The 76ers just went a whole month without winning a single game (0-11).
All I can say is that Sam Hinkie better know what he’s doing, because if this plan of his doesn’t work, he’ll have wrecked our team for no reason.
This may just be me that feels this way, but block/charge calls are stupid. Mainly charge calls. I’m sorry, but in what universe is standing there considered good defense? It’s stupid. You shouldn’t get rewarded for making absolutely no effort to do anything. All this nonsense about legal guarding position, having your feet set…it’s stupid. I say once the dude leaves his feet, no charging calls. Kudos to all the defenders who got posterized instead of standing there still (or moving out of the way).
I found this thing called TrueHoop on ESPN - it’s like a network on blogs or something. Here’s a sample: http://espn.go.com/blog/truehoop/post/_/id/40381/fix-tanking-grade-on-a-curve (Notice the side section labeled “HoopIdea on tanking” and the bulleted list of links, which I’ve been reading all day). Also, http://espn.go.com/blog/truehoop/category/_/name/tanking has like any blog entry with tag “tanking”
Say what you want about baseball, but it has the best all star game by far. And this is because the all star game is played like a normal game would be played (just with better overall rosters). In a regular game, the pitchers try to get the batters out, the batters try to get hits or walks, and when necessary the fielders try to get runners out. None of these significantly change during the all star game.
But take a look at the other sports and their all star games. Basically, anything that involves extraordinary effort is out. Defense requires effort, and this just isn’t going to happen. Beyond just effort, defense in football or hockey often means inflicting pain in some form, which carries significant injury risk. And again, not happening in an exhibition game. So these games are shells of themselves without defense.
Baseball doesn’t really have significant injury risks, other than pitchers and their arms I suppose. But they usually only pitch an inning or two, and most pitching injuries are developed over long periods of time (talking like a few months, not a few innings). But batting involves more concentration and hand-eye coordination than physical exertion, so no reason to not do so wholeheartedly.

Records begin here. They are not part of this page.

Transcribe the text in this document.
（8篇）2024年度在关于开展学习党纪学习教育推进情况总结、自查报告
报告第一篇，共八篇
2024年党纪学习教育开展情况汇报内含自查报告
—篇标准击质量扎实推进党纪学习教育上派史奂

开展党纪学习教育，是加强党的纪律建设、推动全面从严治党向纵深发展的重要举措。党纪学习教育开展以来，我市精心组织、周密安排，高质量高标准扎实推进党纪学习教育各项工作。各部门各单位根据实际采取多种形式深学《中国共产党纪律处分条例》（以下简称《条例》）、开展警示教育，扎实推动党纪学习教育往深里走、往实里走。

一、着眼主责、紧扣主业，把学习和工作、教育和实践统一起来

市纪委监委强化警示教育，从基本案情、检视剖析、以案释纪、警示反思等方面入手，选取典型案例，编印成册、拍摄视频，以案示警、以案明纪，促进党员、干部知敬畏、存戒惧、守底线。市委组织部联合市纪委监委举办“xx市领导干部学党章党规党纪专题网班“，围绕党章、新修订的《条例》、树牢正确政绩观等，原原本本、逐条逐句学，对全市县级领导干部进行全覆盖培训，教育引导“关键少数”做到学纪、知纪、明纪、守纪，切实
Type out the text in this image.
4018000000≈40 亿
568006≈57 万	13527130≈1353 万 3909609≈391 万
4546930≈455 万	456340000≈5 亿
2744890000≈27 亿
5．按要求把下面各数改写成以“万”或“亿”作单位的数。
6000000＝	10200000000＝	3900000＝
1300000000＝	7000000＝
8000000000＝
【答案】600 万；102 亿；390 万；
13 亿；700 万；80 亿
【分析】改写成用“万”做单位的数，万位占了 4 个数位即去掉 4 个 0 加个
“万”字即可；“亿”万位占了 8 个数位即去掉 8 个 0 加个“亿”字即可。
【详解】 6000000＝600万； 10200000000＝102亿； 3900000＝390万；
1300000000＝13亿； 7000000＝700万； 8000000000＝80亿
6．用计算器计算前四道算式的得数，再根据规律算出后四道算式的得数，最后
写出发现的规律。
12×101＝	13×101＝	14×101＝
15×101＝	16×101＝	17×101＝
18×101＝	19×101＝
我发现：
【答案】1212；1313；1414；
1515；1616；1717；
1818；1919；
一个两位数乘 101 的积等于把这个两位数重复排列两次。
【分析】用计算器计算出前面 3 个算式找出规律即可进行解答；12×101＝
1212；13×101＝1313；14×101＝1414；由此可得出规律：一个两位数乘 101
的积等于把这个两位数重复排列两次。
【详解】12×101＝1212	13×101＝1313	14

And most physical effort from there involves running (the bases, the field) which isn’t “difficult” either. So the gameplay doesn’t suffer.
To end, let me just especially call out the NBA all star game - there isn’t that much injury risk and defense doesn’t particularly involving hitting like football or checking like hockey. There’s no reason the game shouldn’t resemble an ordinary NBA game, other than people just not wanting to try on defense. Maybe if they tried a little harder, the game would be more watchable.
So I was watching the end of the Boston U vs U of New Hampshire hockey game, and Boston U pulled their goalie down 4-3, and then iced the puck by accident. So, of course, for the faceoff, the goalie was back with 5 skaters. This is the rule.
But why is it the rule? I think the rule should be, if you ice the puck, your skaters have to remain on the ice, no exceptions (barring serious injury needs). (As an aside, which skater is allowed to come off the ice? Does the team get to pick?). Even further, if a goalie commits a penalty, he should have to serve his own time. Put in the backup. And if you don’t have one, stinks for you now, doesn’t it? Better tell your starter to not take a penalty under any circumstances. Goalies shouldn’t get to escape justice. And the penalty box is great justice - you commit a penalty, you have to sit in the box in shame for the duration of the man advantage. Genius.
Goalies should have to serve their own penalties just like pitchers should be forced to bat.
This is not a perfect solution at all and has its own set of problems, but I think every team in the lottery should have the same probability of getting each lottery pick.
The draft lottery would look like this: first, each team gets a 1 in 14 shot for the top pick…after that pick is determined, each remaining team gets a 1 in 13 shot for the second pick, and so on.
While there is still incentive to tank (purposely field a subpar team in efforts to lose and get a higher draft pick), you only have to tank to a “miss the playoffs” level and not to the “we lost consecutive games by more than 40 points” level. There’s no incentive to accumulating as many losses as possible, as long as you miss the playoffs.
Some problems include “legitimately bad” teams (teams that aren’t tanking, but suck anyway), but any solution to tanking is probably going to include this issue. It’s also possible a good team suffers like a terrible season-long injury to a good player, misses the playoffs, and gets the number one pick.
And unlike other plans I’ve heard, this one is simple enough to possibly happen.